Sadness takes even the most menial and rote of human experiences, like eating and reading, and imbues them with a profound sense of difficulty and a generally muted tone. Meals alone when sad take on a different character: flavor is subdued and chewing your food becomes a Sisyphean endeavor. Even silverware begins to feel markedly less functional, or perhaps it is just the lack of the motivation required to use any tool effectively. It is terribly difficult to read when sad (except for maybe a handful of Joan Didion’s essays), possibly another example of this same lack of motivation that is often taken for granted.
This emotional inertia and pervasive, low-grade fear is enough to close the curtain on what is usually an exciting performance. There is no looking forward to a glass of port, instead you ask for the check well before you have taken your last bite.
You are pulled off of the stage and into your own head. Conversation is generally avoided in an attempt to conceal any and all evidence of an abnormal state of being. Desperate attempts are made to fill new and unusual voids that you now find inside of yourself. These attempts begin immediately—I remember sitting quietly in the 6:30pm silence on the couch in my living room, unlocking my phone, and opening Slack.
***
Deep within the most influential philosophical work in all of human history, Plato’s Republic, lies one of philosophy’s most beloved and famed analogies: Plato’s Cave.
Scholarly debate on the significance of the Cave has historically been focused on two interpretations: the epistemological one and the political one, respectively. The cave is either a story about man’s search for knowledge (the enlightenment of the philosopher and the ignorance of the ordinary man) or it is about man’s prevailing political condition (doctrines imposed by the state).
What the scholarly debate misses about the Cave, however, is that it is also a story about fear, honesty, and, as a result, sadness. Academics have a tendency to operate at a higher plane of consciousness dictated by rationality, often forgetting what it is like to be a human being (a fundamentally irrational creature). When Descartes said “I think, therefore I am”, he forgot to consider what it means to feel. Perhaps he should have said sentio, ergo sum.
Upon being freed from his chains, the prisoner first struggles to look at the light of the fire at the mouth of the cave behind him—the source of his shadowed reality, the only reality he has ever known:
And if he were made to look directly at the light of the fire, it would hurt his eyes and he would turn back and retreat to the things which he could see properly, which he would think really clearer than the things being shown him.
The prisoner does not leave the cave by his own doing. Instead, he is forcibly dragged out and not let go until the sunlight is blinding his eyes:
…the process would be a painful one, to which he would much object, and when he emerged into the light his eyes would be so dazzled by the glare of it that he wouldn’t be able to see a single one of the things he was now told were real.

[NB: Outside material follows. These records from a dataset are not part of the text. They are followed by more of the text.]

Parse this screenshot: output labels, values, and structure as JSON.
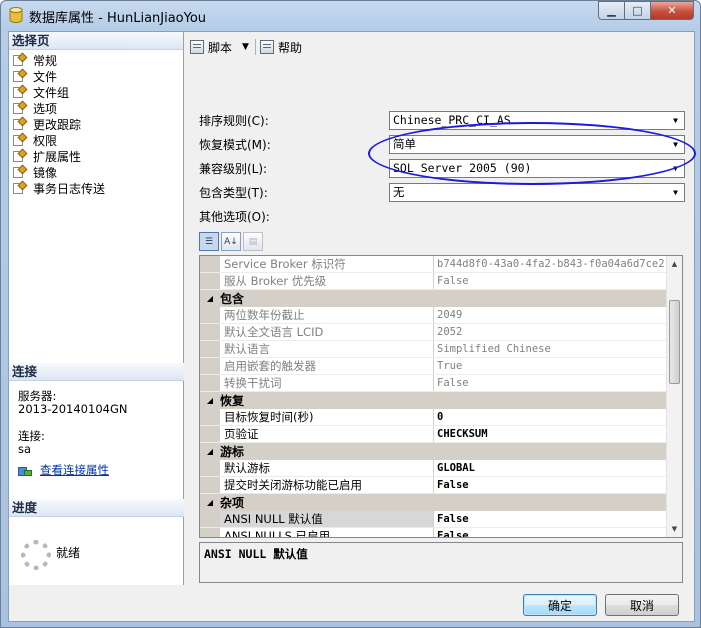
{
  "window": {
    "title": "数据库属性 - HunLianJiaoYou"
  },
  "left": {
    "select_page_heading": "选择页",
    "pages": [
      {
        "label": "常规"
      },
      {
        "label": "文件"
      },
      {
        "label": "文件组"
      },
      {
        "label": "选项"
      },
      {
        "label": "更改跟踪"
      },
      {
        "label": "权限"
      },
      {
        "label": "扩展属性"
      },
      {
        "label": "镜像"
      },
      {
        "label": "事务日志传送"
      }
    ],
    "connection_heading": "连接",
    "server_label": "服务器:",
    "server_value": "2013-20140104GN",
    "connection_label": "连接:",
    "connection_value": "sa",
    "view_connection_link": "查看连接属性",
    "progress_heading": "进度",
    "progress_status": "就绪"
  },
  "toolbar": {
    "script_label": "脚本",
    "help_label": "帮助"
  },
  "options": {
    "collation_label": "排序规则(C):",
    "collation_value": "Chinese_PRC_CI_AS",
    "recovery_label": "恢复模式(M):",
    "recovery_value": "简单",
    "compat_label": "兼容级别(L):",
    "compat_value": "SQL Server 2005 (90)",
    "containment_label": "包含类型(T):",
    "containment_value": "无",
    "other_label": "其他选项(O):"
  },
  "property_grid": {
    "rows": [
      {
        "kind": "prop",
        "name": "Service Broker 标识符",
        "value": "b744d8f0-43a0-4fa2-b843-f0a04a6d7ce2",
        "readonly": true
      },
      {
        "kind": "prop",
        "name": "服从 Broker 优先级",
        "value": "False",
        "readonly": true
      },
      {
        "kind": "cat",
        "name": "包含"
      },
      {
        "kind": "prop",
        "name": "两位数年份截止",
        "value": "2049",
        "readonly": true
      },
      {
        "kind": "prop",
        "name": "默认全文语言 LCID",
        "value": "2052",
        "readonly": true
      },
      {
        "kind": "prop",
        "name": "默认语言",
        "value": "Simplified Chinese",
        "readonly": true
      },
      {
        "kind": "prop",
        "name": "启用嵌套的触发器",
        "value": "True",
        "readonly": true
      },
      {
        "kind": "prop",
        "name": "转换干扰词",
        "value": "False",
        "readonly": true
      },
      {
        "kind": "cat",
        "name": "恢复"
      },
      {
        "kind": "prop",
        "name": "目标恢复时间(秒)",
        "value": "0",
        "readonly": false
      },
      {
        "kind": "prop",
        "name": "页验证",
        "value": "CHECKSUM",
        "readonly": false
      },
      {
        "kind": "cat",
        "name": "游标"
      },
      {
        "kind": "prop",
        "name": "默认游标",
        "value": "GLOBAL",
        "readonly": false
      },
      {
        "kind": "prop",
        "name": "提交时关闭游标功能已启用",
        "value": "False",
        "readonly": false
      },
      {
        "kind": "cat",
        "name": "杂项"
      },
      {
        "kind": "prop",
        "name": "ANSI NULL 默认值",
        "value": "False",
        "readonly": false,
        "selected": true
      },
      {
        "kind": "prop",
        "name": "ANSI NULLS 已启用",
        "value": "False",
        "readonly": false
      }
    ],
    "description": "ANSI NULL 默认值"
  },
  "buttons": {
    "ok": "确定",
    "cancel": "取消"
  },
  "colors": {
    "highlight_ellipse": "#1a1ae0",
    "link": "#0033aa"
  }
}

The now-freed prisoner gradually works his way up to a fuller understanding of reality, first through the shadows and the reflections of men and other objects in the water, eventually looking directly at the objects themselves. At night, he looks at the heavenly bodies and the stars in the sky, the “light of the moon and stars rather than at the sun and its light by day.”
Finally, he is able to look directly at the sun itself. He arrives at the conclusion that “it is the sun that produces the changing seasons and years and controls everything in the visible world, and is in a sense responsible for everything that he and his fellow-prisoners used to see.”
The prisoner looks at his newfound freedom and eventually realizes that he is not yet free: there are fires and caves and shadows within him. Knowledge freed the prisoner from his worldly prison but only honesty can put out his fires.